Haparanda municipality in northern Sweden is in the lead; 27 percent of the population eligible to vote are foreign nationals. On the other end of the scale is Öckerö municipality in Västra Götaland County in western Sweden, with only 2 percent. The national average, however, is 7.4 percent.
According to Swedish law, foreign citizens are entitled to vote in elections to municipal and county councils. To qualify for the voting process, one must have been registered in Sweden for at least three consecutive years before the election. However, many foreign nationals have forfeited this opportunity so far.
"Generally speaking, voting among foreigners is significantly lower than among ethnic Swedes," Mehrdad Darvishpour, assistant professor in social work at Mälardalen University, explained, as quoted by the 24Helsingborg news outlet.
According to Darvishpour, the low turnout depends on a number of factors, including whether they hail from a democratic society or a dictatorship, how long they have lived in the country, as well as their socio-economic conditions. Even such aspects as whether the person feels at home in Swedish society should be considered.
"A combination of spreading more knowledge, a clear inclusive anti-discrimination message and promoting more people with foreign descent as role models could increase the motivation among foreign-born voters," Darvishpour argued.

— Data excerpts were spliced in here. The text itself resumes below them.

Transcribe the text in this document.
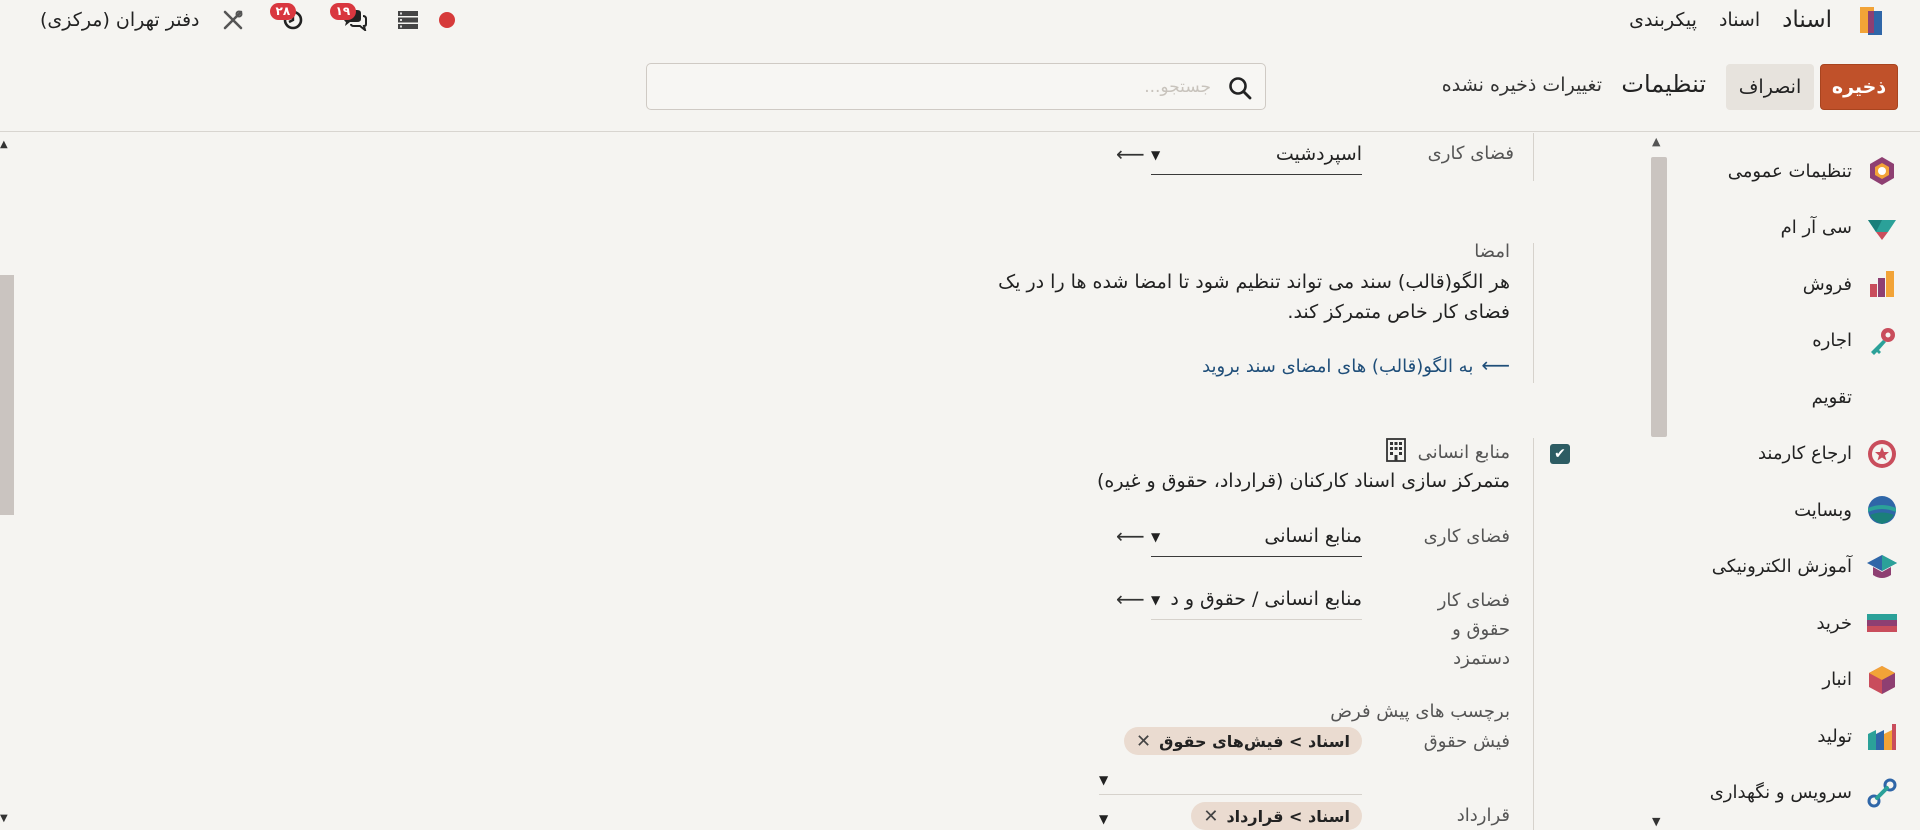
دفتر تهران (مرکزی)	۲۸	۱۹	اسناد
اسناد
پیکربندی
ذخیره
انصراف
تنظیمات
تغییرات ذخیره نشده
جستجو...
▲
▼
فضای کاری
اسپردشیت
▼
⟵
امضا
هر الگو(قالب) سند می تواند تنظیم شود تا امضا شده ها را در یک
فضای کار خاص متمرکز کند.
⟵به الگو(قالب) های امضای سند بروید
✔
منابع انسانی
متمرکز سازی اسناد کارکنان (قرارداد، حقوق و غیره)
فضای کاری
منابع انسانی
▼
⟵
فضای کار
حقوق و
دستمزد
منابع انسانی / حقوق و د
▼
⟵
برچسب های پیش فرض
فیش حقوق
اسناد > فیش‌های حقوق
✕
▼
قرارداد
اسناد > قرارداد
✕
▼
▲
▼
تنظیمات عمومی
سی آر ام
فروش
اجاره
تقویم
ارجاع کارمند
وبسایت
آموزش الکترونیکی
خرید
انبار
تولید
سرویس و نگهداری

The Swedish government has previously declared measures to increase voter turnout among the foreign-born, targeting, above all, blighted areas with a high percentage of immigrants. Earlier in March, about 20 organizations across the Nordic country were granted a total of SEK 8.5 million ($1.1 million) in a nationwide effort to persuade disaffected voters to cast their ballots in the upcoming election in September. Likewise, special effort will be invested to bring more women to polling stations, as it was previously found that they are often prevented from voting by their "patriarchal" surroundings.
Previous experience showed that immigrant-dominated areas tend to vote predominantly for the left-wing parties, such as the ruling red-green coalition of the Social Democrats and the Greens and the Left.
"The socialists are doubling down to get more immigrants to vote in the 2018 election. Looking at the results from Tensta [a blighted migrant-dense area in Greater Stockholm], you understand why," Conservative politician Zagros Hama, whose motto is "Make Sweden Powerful Again," tweeted.